Em um texto integrante de um dossiê sobre o tema, publicado pelo jornal
francês "Le Monde" (19/5), Yves
Mény recorda uma observação do notável pensador britânico Isaiah Berlin,
já lá vão 35 anos. Para Berlin, o fenômeno populista assemelha-se a um
"complexo de Cinderela": existe um
calçado -a palavra "populismo"- à
procura de um pé difícil de encontrar.
É essa dificuldade que os analistas
europeus procuram enfrentar, buscando os traços comuns aos líderes da
extrema direita, em meio às grandes
diferenças que separam, por exemplo,
Le Pen, na França, de Pim Fortuyn na
Holanda, aliás assassinado no curso
de meteórica ascensão. A preocupação central em definir e esclarecer o
conteúdo do populismo, ou melhor
dizendo o conteúdo dos populismos,
inverteu-se assim, no plano geográfico, passando da América Latina para a
Europa.
Neste lado do Atlântico, a grande fase do populismo -Vargas no Brasil,
Perón na Argentina, Ibáñez no Chile- teve muitos traços distintivos
com relação ao que ocorre hoje no
continente europeu. Na América Latina, se o desprezo pelos partidos, assim
como a existência de lideranças carismáticas, foi elemento integrante do
que poderíamos chamar de populismo clássico, suas bases sociais foram
outras, respondendo a circunstâncias
históricas que nada têm a ver com a
Europa atual.
A força do populismo clássico latino-americano residiu na capacidade
de aglutinação do poder do Estado,
articulando um tripé que aproximava
a chamada burguesia nacional, beneficiada pelo guarda-chuva protetor do
Estado, e a classe operária organizada,
participante -como sócia menor-
dos êxitos do desenvolvimento econômico.
Esse populismo desapareceu, em razão de diferentes fatores. No caso brasileiro, a burguesia nacional fugiu do
radicalismo populista de Jango e especialmente de Brizola, apoiando o golpe militar de 1964; no fim da década de
70, começou a crise do Estado e do
modelo econômico desenvolvimentista que o regime militar mantivera
com retoques; o movimento operário
ressurgiu, ganhando autonomia e alterando suas relações com o empresariado e o Estado.

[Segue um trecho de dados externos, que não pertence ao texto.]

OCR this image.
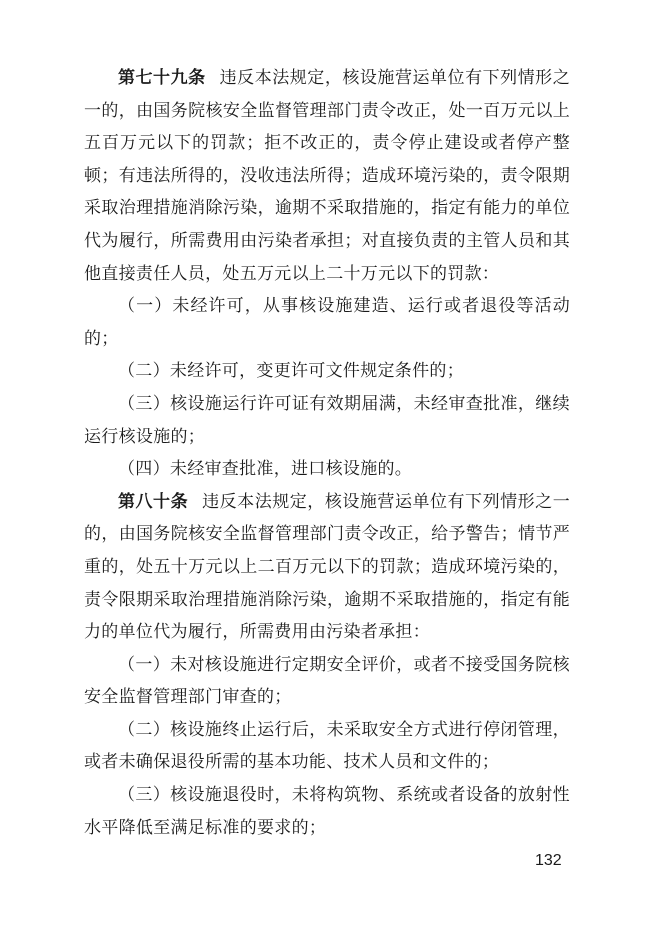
第七十九条 违反本法规定，核设施营运单位有下列情形之一的，由国务院核安全监督管理部门责令改正，处一百万元以上五百万元以下的罚款；拒不改正的，责令停止建设或者停产整顿；有违法所得的，没收违法所得；造成环境污染的，责令限期采取治理措施消除污染，逾期不采取措施的，指定有能力的单位代为履行，所需费用由污染者承担；对直接负责的主管人员和其他直接责任人员，处五万元以上二十万元以下的罚款：

（一）未经许可，从事核设施建造、运行或者退役等活动的；

（二）未经许可，变更许可文件规定条件的；

（三）核设施运行许可证有效期届满，未经审查批准，继续运行核设施的；

（四）未经审查批准，进口核设施的。

第八十条 违反本法规定，核设施营运单位有下列情形之一的，由国务院核安全监督管理部门责令改正，给予警告；情节严重的，处五十万元以上二百万元以下的罚款；造成环境污染的，责令限期采取治理措施消除污染，逾期不采取措施的，指定有能力的单位代为履行，所需费用由污染者承担：

（一）未对核设施进行定期安全评价，或者不接受国务院核安全监督管理部门审查的；

（二）核设施终止运行后，未采取安全方式进行停闭管理，或者未确保退役所需的基本功能、技术人员和文件的；

（三）核设施退役时，未将构筑物、系统或者设备的放射性水平降低至满足标准的要求的；

132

Se o populismo clássico morreu, as
formas de um neo-populismo desenharam-se nas últimas décadas.
Olhando para os nomes da cúpula política, certamente não é o caso do presidente Fernando Henrique Cardoso,
que, em oito anos de governo, foi
avesso a essa tendência. Mas é o caso
de Fernando Collor -representante
estrondoso, mas não único, do estilo
populista.
Hoje, observando a corrida presidencial, vemos traços do neo-populismo -liderança carismática, manipulação retórica de programas de governo, certo menosprezo das organizações partidárias, em alguns casos-
no comportamento de alguns candidatos, embora diferentes entre si.
O sapato de Cinderela não está, por
estas bandas, à procura de um pé. Pelo
contrário, há gente com altas pretensões, tratando de calçá-lo, em busca de
êxito.
Boris Fausto escreve às segundas-feiras nesta
coluna.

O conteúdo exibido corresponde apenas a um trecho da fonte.